Hours later, around Jackson, they realized they weren't going to find a room. So they started back south. They stopped at a little hunting camp that Salamone owns in Hazelhurst, Miss., but there was no power. They did find a five-gallon can of gas, though.
"If it wasn't for that," says Doris, "we would have been stuck on the side of the road."
They drove toward home. But when they got to a security checkpoint on the outskirts of Metairie, they were told by a state trooper they had to sleep elsewhere.
"Where?" Salamone asked. The trooper suggested a Red Cross shelter in Covington, so they turned around and motored back north. They reached the town just east of Baton Rouge about 8 p.m.
As he talks on his patio, the levee shines green behind him. Overhead helicopters drift by like noisy dragonflies, and dragonflies pass like silent copters.
The Salamones live in an upper-middle-class neighborhood. Homes here sell for between $100,000 and $600,000. Salamone says he would have liked to have gone to a shelter near his home.

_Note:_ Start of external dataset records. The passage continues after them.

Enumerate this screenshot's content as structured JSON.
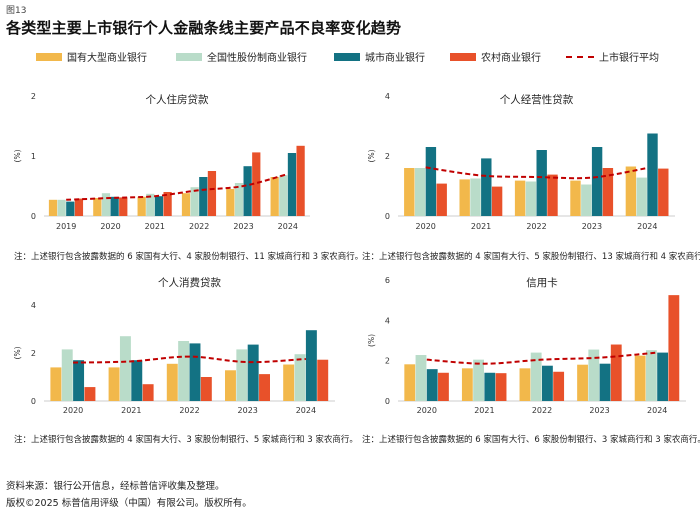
{
  "figure_label": "图13",
  "title": "各类型主要上市银行个人金融条线主要产品不良率变化趋势",
  "legend": [
    {
      "name": "国有大型商业银行",
      "color": "#f2b84b",
      "kind": "bar"
    },
    {
      "name": "全国性股份制商业银行",
      "color": "#b9dcc9",
      "kind": "bar"
    },
    {
      "name": "城市商业银行",
      "color": "#137283",
      "kind": "bar"
    },
    {
      "name": "农村商业银行",
      "color": "#e8512a",
      "kind": "bar"
    },
    {
      "name": "上市银行平均",
      "color": "#c00000",
      "kind": "line"
    }
  ],
  "chart_data": [
    {
      "type": "bar",
      "title": "个人住房贷款",
      "ylabel": "(%)",
      "ylim": [
        0,
        2
      ],
      "yticks": [
        0,
        1,
        2
      ],
      "categories": [
        "2019",
        "2020",
        "2021",
        "2022",
        "2023",
        "2024"
      ],
      "series": [
        {
          "name": "国有大型商业银行",
          "values": [
            0.27,
            0.3,
            0.32,
            0.38,
            0.45,
            0.65
          ]
        },
        {
          "name": "全国性股份制商业银行",
          "values": [
            0.27,
            0.38,
            0.37,
            0.48,
            0.55,
            0.68
          ]
        },
        {
          "name": "城市商业银行",
          "values": [
            0.24,
            0.32,
            0.33,
            0.65,
            0.83,
            1.05
          ]
        },
        {
          "name": "农村商业银行",
          "values": [
            0.29,
            0.31,
            0.4,
            0.75,
            1.06,
            1.17
          ]
        },
        {
          "name": "上市银行平均",
          "type": "line",
          "values": [
            0.27,
            0.3,
            0.33,
            0.43,
            0.5,
            0.7
          ]
        }
      ],
      "note": "注：上述银行包含披露数据的 6 家国有大行、4 家股份制银行、11 家城商行和 3 家农商行。"
    },
    {
      "type": "bar",
      "title": "个人经营性贷款",
      "ylabel": "(%)",
      "ylim": [
        0,
        4
      ],
      "yticks": [
        0,
        2,
        4
      ],
      "categories": [
        "2020",
        "2021",
        "2022",
        "2023",
        "2024"
      ],
      "series": [
        {
          "name": "国有大型商业银行",
          "values": [
            1.6,
            1.22,
            1.18,
            1.18,
            1.65
          ]
        },
        {
          "name": "全国性股份制商业银行",
          "values": [
            1.6,
            1.25,
            1.15,
            1.05,
            1.28
          ]
        },
        {
          "name": "城市商业银行",
          "values": [
            2.3,
            1.92,
            2.2,
            2.3,
            2.75
          ]
        },
        {
          "name": "农村商业银行",
          "values": [
            1.08,
            0.98,
            1.38,
            1.6,
            1.58
          ]
        },
        {
          "name": "上市银行平均",
          "type": "line",
          "values": [
            1.62,
            1.35,
            1.3,
            1.28,
            1.6
          ]
        }
      ],
      "note": "注：上述银行包含披露数据的 4 家国有大行、5 家股份制银行、13 家城商行和 4 家农商行。"
    },
    {
      "type": "bar",
      "title": "个人消费贷款",
      "ylabel": "(%)",
      "ylim": [
        0,
        4
      ],
      "yticks": [
        0,
        2,
        4
      ],
      "categories": [
        "2020",
        "2021",
        "2022",
        "2023",
        "2024"
      ],
      "series": [
        {
          "name": "国有大型商业银行",
          "values": [
            1.4,
            1.4,
            1.55,
            1.28,
            1.52
          ]
        },
        {
          "name": "全国性股份制商业银行",
          "values": [
            2.15,
            2.7,
            2.5,
            2.15,
            1.95
          ]
        },
        {
          "name": "城市商业银行",
          "values": [
            1.7,
            1.7,
            2.4,
            2.35,
            2.95
          ]
        },
        {
          "name": "农村商业银行",
          "values": [
            0.58,
            0.7,
            1.0,
            1.12,
            1.72
          ]
        },
        {
          "name": "上市银行平均",
          "type": "line",
          "values": [
            1.6,
            1.65,
            1.85,
            1.62,
            1.75
          ]
        }
      ],
      "note": "注：上述银行包含披露数据的 4 家国有大行、3 家股份制银行、5 家城商行和 3 家农商行。"
    },
    {
      "type": "bar",
      "title": "信用卡",
      "ylabel": "(%)",
      "ylim": [
        0,
        6
      ],
      "yticks": [
        0,
        2,
        4,
        6
      ],
      "categories": [
        "2020",
        "2021",
        "2022",
        "2023",
        "2024"
      ],
      "series": [
        {
          "name": "国有大型商业银行",
          "values": [
            1.82,
            1.62,
            1.62,
            1.8,
            2.25
          ]
        },
        {
          "name": "全国性股份制商业银行",
          "values": [
            2.28,
            2.05,
            2.4,
            2.55,
            2.52
          ]
        },
        {
          "name": "城市商业银行",
          "values": [
            1.58,
            1.4,
            1.75,
            1.85,
            2.4
          ]
        },
        {
          "name": "农村商业银行",
          "values": [
            1.4,
            1.38,
            1.45,
            2.8,
            5.25
          ]
        },
        {
          "name": "上市银行平均",
          "type": "line",
          "values": [
            2.05,
            1.85,
            2.05,
            2.15,
            2.4
          ]
        }
      ],
      "note": "注：上述银行包含披露数据的 6 家国有大行、6 家股份制银行、3 家城商行和 3 家农商行。"
    }
  ],
  "source": "资料来源：银行公开信息，经标普信评收集及整理。",
  "copyright": "版权©2025 标普信用评级（中国）有限公司。版权所有。"
}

They've paid taxes to help the authorities prepare for such a disaster but, Doris says, "We never heard where shelters were around here."
"I don't think they even have shelters for us," Rosa says.
In Covington, the Red Cross directed people to a gymnasium. Salamone gets peeved thinking about the way it was lighted -- a generator was used to power one measly fluorescent floor lamp in the middle of the vast room. It was dark in there, Salamone says.
Doris, white-haired and soft-spoken, adds, "The bathrooms were deplorable."
The women slept in the Cadillac, Salamone says, "with the dogs." They got up at 6 Thursday to get gasoline, then they tried to go home again.
Once more they were turned away. Salamone says the state trooper didn't give him any reason. "They had nothing else to do," Salamone says. "He could have talked to me a little. They were arrogant as can be." They turned around again and went to stay with some friends in Independence.
The future, Salamone says, is murky. He's not sure he will reestablish his business in New Orleans. "It can be anywhere," he says. "I could go to Hammond or Jackson."
He is concerned that the authorities do not care enough about him and his business.
"I have millions of dollars of inventory," he says. "All they are talking about is the evacuees. What about the rest of us?"
Every once in a while Salamone catches himself. "This side of town is devastated," he says. "But that side of town," he points toward New Orleans, "is worse for the evacuees. I never felt so humbled in all my life as that night in the shelter. I had money in my wallet and couldn't spend it."